Berlin (epd) Gehört der Islam zu Deutschland? Auch knapp sechs Jahre nach der aufsehenerregende Rede des damaligen Bundespräsidenten Christian Wulff wird in Deutschland über diesen Satz gestritten. Es sei die "religionspolitische Gretchenfrage", sagte kürzlich die Vorsitzende des Sachverständigenrats deutscher Stiftungen für Integration und Migration, Christine Langenfeld. Nein antworten darauf die einen, die Geschichte und Tradition Europas auf vor allem jüdischen und christlichen Einflüssen begründet sehen. Besonders kämpferisch mit dieser Haltung gab sich am Wochenende die AfD auf ihrem Parteitag, als sie im Parteiprogramm für sich beschloss: "Der Islam gehört nicht zu Deutschland."
Zehn Jahre Islamkonferenz
Mit Ja antworten hingegen andere auf die Frage, die argumentieren, mit den in Deutschland lebenden Muslimen gehöre auch deren Religion zwangsläufig dazu. Diesem Pragmatismus folgte 2006 der damalige Bundesinnenminister Wolfgang Schäuble (CDU), als er die Deutsche Islamkonferenz ins Leben rief.
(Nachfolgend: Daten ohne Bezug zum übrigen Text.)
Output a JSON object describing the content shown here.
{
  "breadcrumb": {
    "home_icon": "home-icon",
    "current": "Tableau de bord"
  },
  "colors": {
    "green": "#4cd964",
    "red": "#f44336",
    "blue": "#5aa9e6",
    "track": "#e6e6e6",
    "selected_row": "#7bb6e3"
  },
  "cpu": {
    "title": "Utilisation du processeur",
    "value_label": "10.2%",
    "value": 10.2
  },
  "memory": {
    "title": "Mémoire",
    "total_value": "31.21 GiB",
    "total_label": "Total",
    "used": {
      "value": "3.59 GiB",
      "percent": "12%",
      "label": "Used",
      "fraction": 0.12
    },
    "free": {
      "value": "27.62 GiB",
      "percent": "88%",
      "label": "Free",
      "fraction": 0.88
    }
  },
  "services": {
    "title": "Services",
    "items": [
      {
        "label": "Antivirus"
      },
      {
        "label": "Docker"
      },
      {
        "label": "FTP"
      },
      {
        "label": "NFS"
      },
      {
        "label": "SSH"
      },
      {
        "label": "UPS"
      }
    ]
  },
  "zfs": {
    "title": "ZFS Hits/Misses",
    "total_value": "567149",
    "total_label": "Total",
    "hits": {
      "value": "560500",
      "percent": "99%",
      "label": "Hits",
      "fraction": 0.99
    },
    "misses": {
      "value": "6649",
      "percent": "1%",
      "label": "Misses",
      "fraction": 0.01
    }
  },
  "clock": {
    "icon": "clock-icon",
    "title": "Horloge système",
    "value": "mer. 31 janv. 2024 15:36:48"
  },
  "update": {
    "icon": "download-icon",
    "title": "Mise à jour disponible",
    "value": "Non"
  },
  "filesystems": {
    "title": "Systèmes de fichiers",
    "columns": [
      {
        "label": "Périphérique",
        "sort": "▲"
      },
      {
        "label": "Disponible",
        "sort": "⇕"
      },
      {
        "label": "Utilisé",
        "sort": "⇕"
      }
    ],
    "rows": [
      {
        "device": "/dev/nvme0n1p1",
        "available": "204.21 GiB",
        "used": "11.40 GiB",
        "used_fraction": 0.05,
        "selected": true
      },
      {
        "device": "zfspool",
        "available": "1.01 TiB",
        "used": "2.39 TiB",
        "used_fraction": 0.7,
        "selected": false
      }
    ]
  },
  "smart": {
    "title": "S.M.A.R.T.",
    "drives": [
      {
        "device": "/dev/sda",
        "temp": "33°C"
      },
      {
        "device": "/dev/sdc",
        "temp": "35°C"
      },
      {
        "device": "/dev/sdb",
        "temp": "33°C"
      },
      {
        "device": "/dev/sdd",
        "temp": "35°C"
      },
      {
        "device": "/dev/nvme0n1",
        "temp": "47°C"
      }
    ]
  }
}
Erstmals verhandelten Repräsentanten des Staates mit Vertretern der Muslime in Deutschland über die Frage, wie sie gleiche Rechte wie etwa die Kirchen erlangen können. Es geht dort zum Beispiel um Religionsunterricht, Seelsorge in Institutionen oder einen eigenen Wohlfahrtsverband.
Die Islamkonferenz wird in diesem Jahr zehn Jahre alt. Einiges ist erreicht worden, das belegt, wie der Islam inzwischen konkret im Alltag dazugehört. Über neue Modelle wurde in einigen Bundesländern islamischer Religionsunterricht etabliert. An fünf Universitäten gibt es Lehrstühle für islamische Theologie, an denen Pädagogen und Imame ausgebildet werden sollen. Erste Gremien öffentlich-rechtlicher Rundfunkanstalten haben inzwischen auch Plätze an muslimische Verbände gegeben, darunter Radio Bremen, der SWR und das ZDF. Aktuelles Thema der Islamkonferenz ist, wie muslimische Seelsorge analog zu anderen Religionen in Krankenhäusern, der Bundeswehr und in Gefängnissen gewährleistet werden kann.
Modelle für Gleichstellung
Mit all diesen Regelungen geht der Staat bei den Muslimen einen Sonderweg. Evangelische und katholische Kirche sowie der Zentralrat der Juden profitieren von den Rechten automatisch, weil sie als Körperschaften des öffentlichen Rechts anerkannt sind. Bei den Islamverbänden gestaltet sich dieser grundlegende Rechtsakt von Beginn an als problematisch: Die Gemeinden führen keine genauen Mitgliederlisten und die Verbände repräsentieren jeweils nur einen Teil der Muslime in Deutschland.
Die Voraussetzungen einer Anerkennung als Körperschaft werden daher von der Politik als nicht erfüllt angesehen. Dennoch gibt es erste Modelle für eine weitestgehende Gleichstellung mit den Kirchen: Hamburg und Bremen haben mit Vertretern der Muslime Staatsverträge über Regelungen für Feiertage, Religionsunterricht, Bestattungen und den Bau von Gebetshäusern abgeschlossen.
Als Teil der religiösen Landschaft haben auch die Kirchen den Islam als Teil des Landes akzeptiert. So treffen sich seit vielen Jahren beispielweise regelmäßig Spitzenvertreter der Evangelischen Kirche in Deutschland (EKD) und des Koordinationsrats der Muslime zum interreligiösen Dialog. In Berlin plant eine evangelische Gemeinde gemeinsam mit Vertretern aus Judentum und Islam ein gemeinsames Gebetshaus unter dem Namen "House of one". Durch diesen Kontakt sieht der Ratsvorsitzende der Evangelischen Kirche in Deutschland (EKD), Heinrich Bedford-Strohm, ein Mittel gegen die Wirksamkeit der Thesen der AfD, die den Islam möglichst weit aus der Gesellschaft ausschließen will. Diese Sprüche hätten keinen Bestand mehr, "wenn sich die Menschen persönlich begegnen", sagte der bayerische Landesbischof am Montag dem NDR.